Schadensersatz für Arbeitgeber aufgrund Mehrbelastung mitbedenken

Die zusätzliche Belastung gerade kleiner und mittlerer Unternehmen durch zusätzliche Arbeitsausfälle wird im Referentenentwurf der Bundesregierung nicht einmal thematisiert. Der Personalmangel ist jedoch bereits heute so real, dass in Südthüringen vier von zehn Unternehmen die ganz normalen Krankheitstage der Mitarbeiter als Risiko für die wirtschaftliche Entwicklung bewerten. Zu dünn ist vielerorts die Personalsituation der Unternehmen. Fehlende Mitarbeiter bedeuten für sie Ausfälle von Produktion und Dienstleistungen. „Gesetzlich angeordnete Arbeitsausfälle sind den Unternehmen zu ersetzen.

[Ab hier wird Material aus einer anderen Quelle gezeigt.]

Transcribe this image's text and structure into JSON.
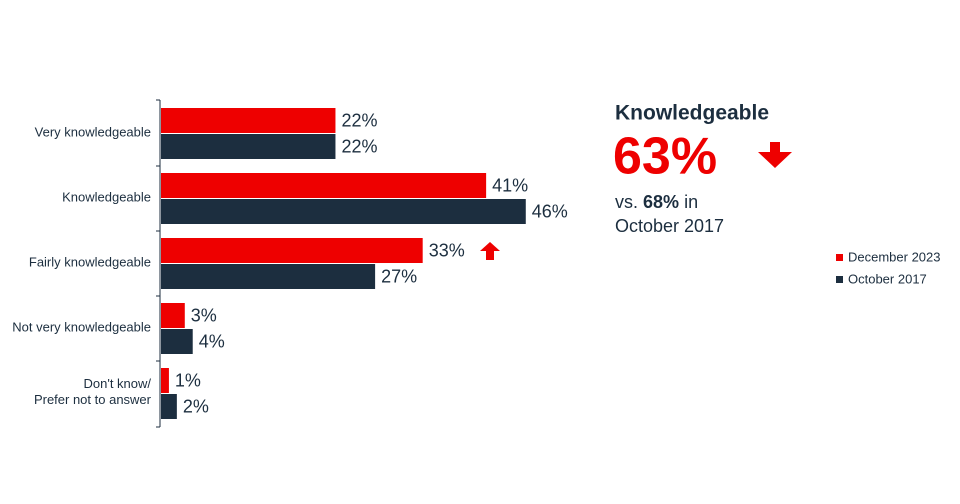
{
  "chart_data": {
    "type": "bar",
    "orientation": "horizontal",
    "categories": [
      "Very knowledgeable",
      "Knowledgeable",
      "Fairly knowledgeable",
      "Not very knowledgeable",
      "Don't know/\nPrefer not to answer"
    ],
    "series": [
      {
        "name": "December 2023",
        "color": "#ee0000",
        "values": [
          22,
          41,
          33,
          3,
          1
        ],
        "value_labels": [
          "22%",
          "41%",
          "33%",
          "3%",
          "1%"
        ]
      },
      {
        "name": "October 2017",
        "color": "#1c2e3f",
        "values": [
          22,
          46,
          27,
          4,
          2
        ],
        "value_labels": [
          "22%",
          "46%",
          "27%",
          "4%",
          "2%"
        ]
      }
    ],
    "xlim": [
      0,
      100
    ],
    "legend": "right",
    "callout": {
      "title": "Knowledgeable",
      "value": "63%",
      "comparison_prefix": "vs.",
      "comparison_value": "68%",
      "comparison_suffix": "in",
      "comparison_period": "October 2017"
    }
  }
}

Ohne umfassenden Schadensersatz für Umsatzverluste darf dieser Referentenentwurf nicht Gesetz werden“, fordert Dr. Pieterwas.

„Schlag ins Gesicht vieler Eltern“

Den Äußerungen von Dr. Ralf Pieterwas von der IHK Südthüringen, ein Gesetz zur Einführung einer Familienstartzeit würde die Wirtschaft neben Inflation und gestiegener Energiepreise zusätzlich belasten und mit der Elternzeit sei für Familien genug getan, begegnet die familien- und wirtschaftspolitische Sprecherin der SPD-Landtagsfraktion, Diana Lehmann, mit scharfer Kritik:

„Die Aussagen von IHK-Chef Dr. Ralf Pieterwas sind zynisch, unverschämt und ein Schlag ins Gesicht aller Familien im Freistaat, die vor allem in den letzten drei Jahren einer enorm hohen Belastung ausgesetzt waren. Statt Familien zu entlasten und ihnen moderne Lebensarbeitszeitmodelle anzubieten, spricht die IHK Südthüringen Eltern den viel und immer wieder geäußerten Wunsch nach einer gleichberechtigten Aufgabenteilung ab. Wir kennen diese Rückwärtsgewandtheit ja bereits von der Erhöhung des Mindestlohns. Auch da prophezeite man den Untergang der Thüringer Wirtschaft. Das ist nicht passiert und wird auch bei einer Einführung der Familienstartzeit nicht passieren. Im Gegenteil, wir müssen uns ernsthaft darüber Gedanken machen, wie wir Fachkräfte ins Land bekommen. Wenn wir ihnen und ihren Familien dafür sehr gute Bedingungen bieten – und dazu gehört im Jahr 2023 nun mal auch ein ausgewogenes Lebensarbeitszeitmodell – dann sind die Chancen, dass diese Menschen kommen und auch im Freistaat bleiben, deutlich höher.“

„Wir wollen das Thüringen familienfreundlichstes Bundesland wird – dass gute Arbeitsbedingungen vorherrschen, ist dafür essenziell“, so Lehmann.